転換期の採用領域 HRテックを活用すべき2つのポイントと、求められる4つのスキルオンラインシフトへの対応は(1/4 ページ)

» 2021年10月22日 05時00分 公開
[高橋実ITmedia]

 長引くコロナ禍により、人との接触制限や移動制限も長期化してきました。緊急事態宣言は全国的に解除になりましたが、コロナ前のような社会に戻れるかどうかは先行きが不透明な状況が続きます。

 採用活動も、多くの企業がオンライン面接やオンライン説明会など、オンラインを活用した採用手法への見直しを迫られています。対面型の採用を重視している場合でも、コロナ禍の長期化で採用手法をオンラインへとシフトせざるを得なかった企業も多いのではないでしょうか。

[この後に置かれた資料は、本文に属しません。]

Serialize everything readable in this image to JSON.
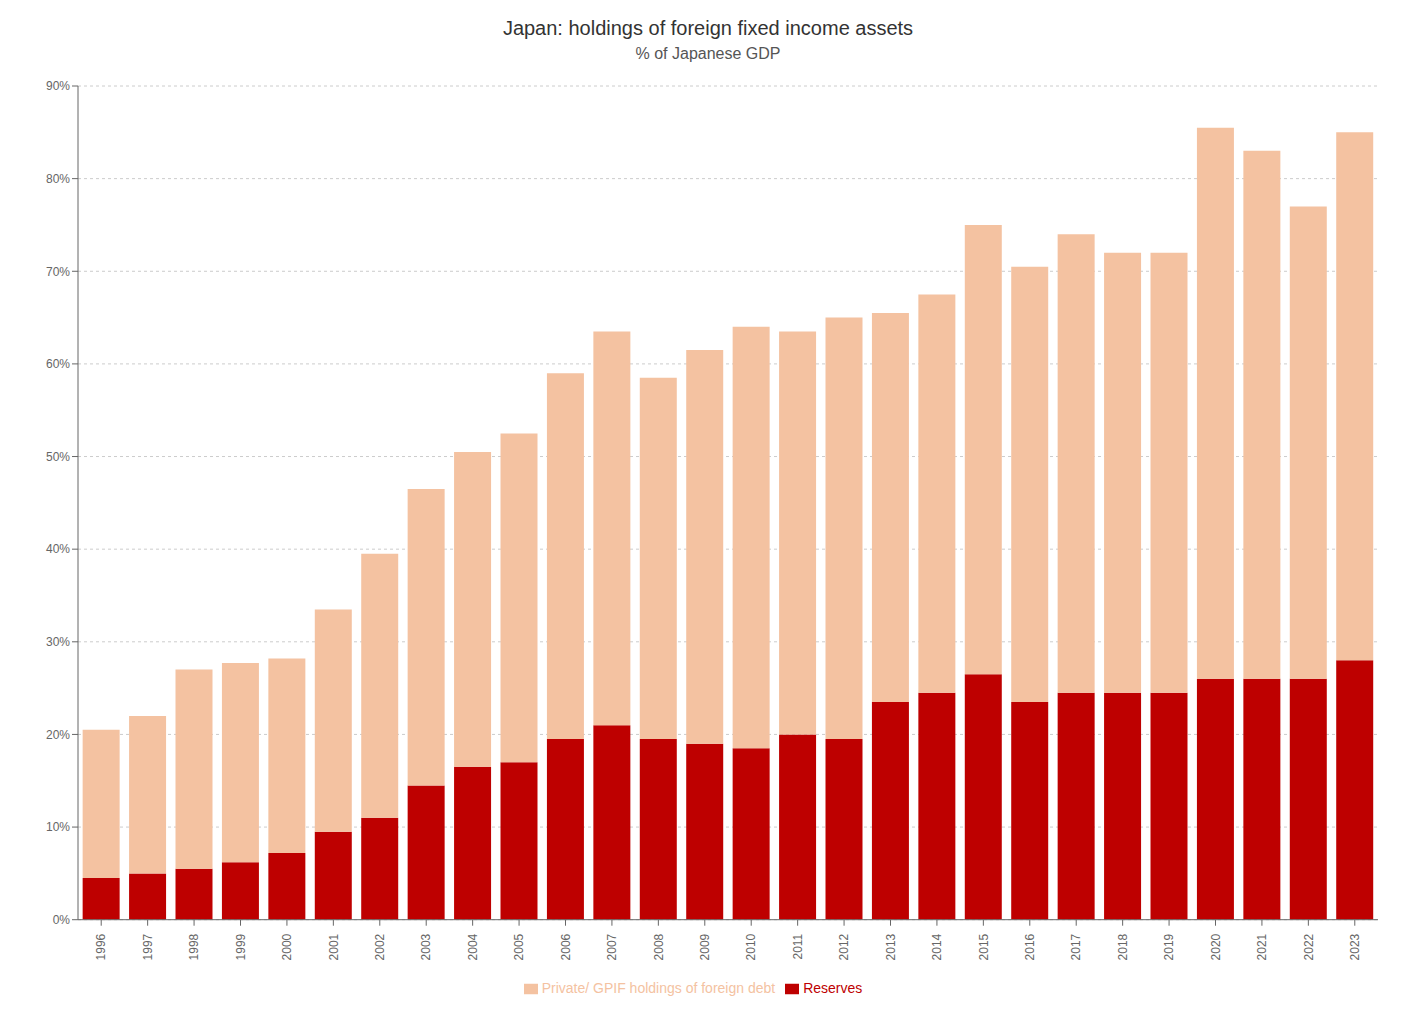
{
  "chart_data": {
    "type": "bar",
    "title": "Japan: holdings of foreign fixed income assets",
    "subtitle": "% of Japanese GDP",
    "categories": [
      "1996",
      "1997",
      "1998",
      "1999",
      "2000",
      "2001",
      "2002",
      "2003",
      "2004",
      "2005",
      "2006",
      "2007",
      "2008",
      "2009",
      "2010",
      "2011",
      "2012",
      "2013",
      "2014",
      "2015",
      "2016",
      "2017",
      "2018",
      "2019",
      "2020",
      "2021",
      "2022",
      "2023"
    ],
    "series": [
      {
        "name": "Reserves",
        "color": "#BE0000",
        "values": [
          4.5,
          5.0,
          5.5,
          6.2,
          7.2,
          9.5,
          11.0,
          14.5,
          16.5,
          17.0,
          19.5,
          21.0,
          19.5,
          19.0,
          18.5,
          20.0,
          19.5,
          23.5,
          24.5,
          26.5,
          23.5,
          24.5,
          24.5,
          24.5,
          26.0,
          26.0,
          26.0,
          28.0
        ]
      },
      {
        "name": "Private/ GPIF holdings of foreign debt",
        "color": "#F4C2A1",
        "values": [
          16.0,
          17.0,
          21.5,
          21.5,
          21.0,
          24.0,
          28.5,
          32.0,
          34.0,
          35.5,
          39.5,
          42.5,
          39.0,
          42.5,
          45.5,
          43.5,
          45.5,
          42.0,
          43.0,
          48.5,
          47.0,
          49.5,
          47.5,
          47.5,
          59.5,
          57.0,
          51.0,
          57.0
        ]
      }
    ],
    "stacked": true,
    "ylim": [
      0,
      90
    ],
    "yticks": [
      {
        "value": 0,
        "label": "0%"
      },
      {
        "value": 10,
        "label": "10%"
      },
      {
        "value": 20,
        "label": "20%"
      },
      {
        "value": 30,
        "label": "30%"
      },
      {
        "value": 40,
        "label": "40%"
      },
      {
        "value": 50,
        "label": "50%"
      },
      {
        "value": 60,
        "label": "60%"
      },
      {
        "value": 70,
        "label": "70%"
      },
      {
        "value": 80,
        "label": "80%"
      },
      {
        "value": 90,
        "label": "90%"
      }
    ],
    "grid": true,
    "legend": "bottom"
  }
}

 エン・ジャパンが実施した「オンライン面接実態調査」によると、43%もの企業がオンライン面接を導入している結果も明らかになっています。「オンライン面接は評価が難しい」という声がある一方で、導入した企業の7割が実施に満足しているとの結果も出ていおり、オンラインでの採用活動は感染防止につながるだけでなく、これまで選考対象にできなかった遠方の求職者でも対応ができる点など、多くの企業がメリットを感じているのが分かります。

出所:エン・ジャパン「オンライン面接実態調査

 この状況を見る限り、コロナ禍以降もオンライン採用は進んでいくと思いますが、手法を確立し、成功している企業はまだ少ないように感じます。単純に対面型の選考手法をオンラインに代替しただけの企業は多く、まだメリットを活用しきれているとはいいがたいのが現状だと思います。

HRテックは「魔法の杖」ではない

 採用のオンライン化が一気に進んだことで、採用分野でのHRテック活用ニーズも高まってきたように感じます。これまで導入が進んでいなかった企業でも、本気で活用を検討し始めている企業も多いようです。

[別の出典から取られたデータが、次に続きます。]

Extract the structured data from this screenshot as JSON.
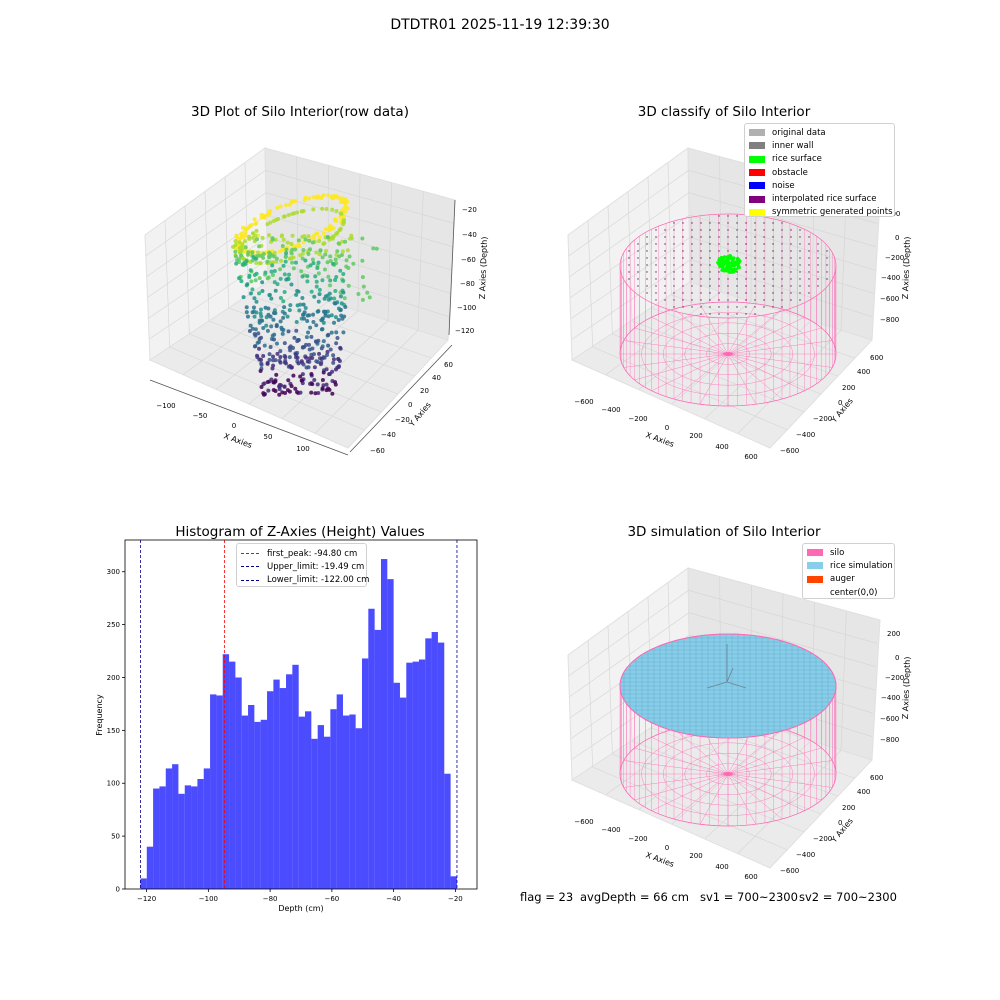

 しかし、対面を重視した「人が介在するのが前提」で成り立っている採用手法を、先述のようにオンラインへそのまま代替しただけでは、HRテックを導入しても効果を上げるのは難しいのではないかと思います。例えば自社で、以下のようなやりとりは行われていませんか?

「この間面接したAさん、どうだった?」

「うーん、前向きな姿勢は悪くないんだけど、うちの会社のやりたいこととAさんのやりたいことはズレているというか、うちの会社にとってベストではないんだよね」

「そうか。僕はいいと思っていたんだけどなあ。最終面接官のBさんも同じようなことをいっていたし、Aさんは採用見送りかな」


 このように「面接官の感覚」で採用の合否を決めている企業もまだ多くあります。ロジックがあいまいで「人が介在するのが前提」になっている採用手法だと、せっかくのテクノロジーも活用しきれないことは明白です。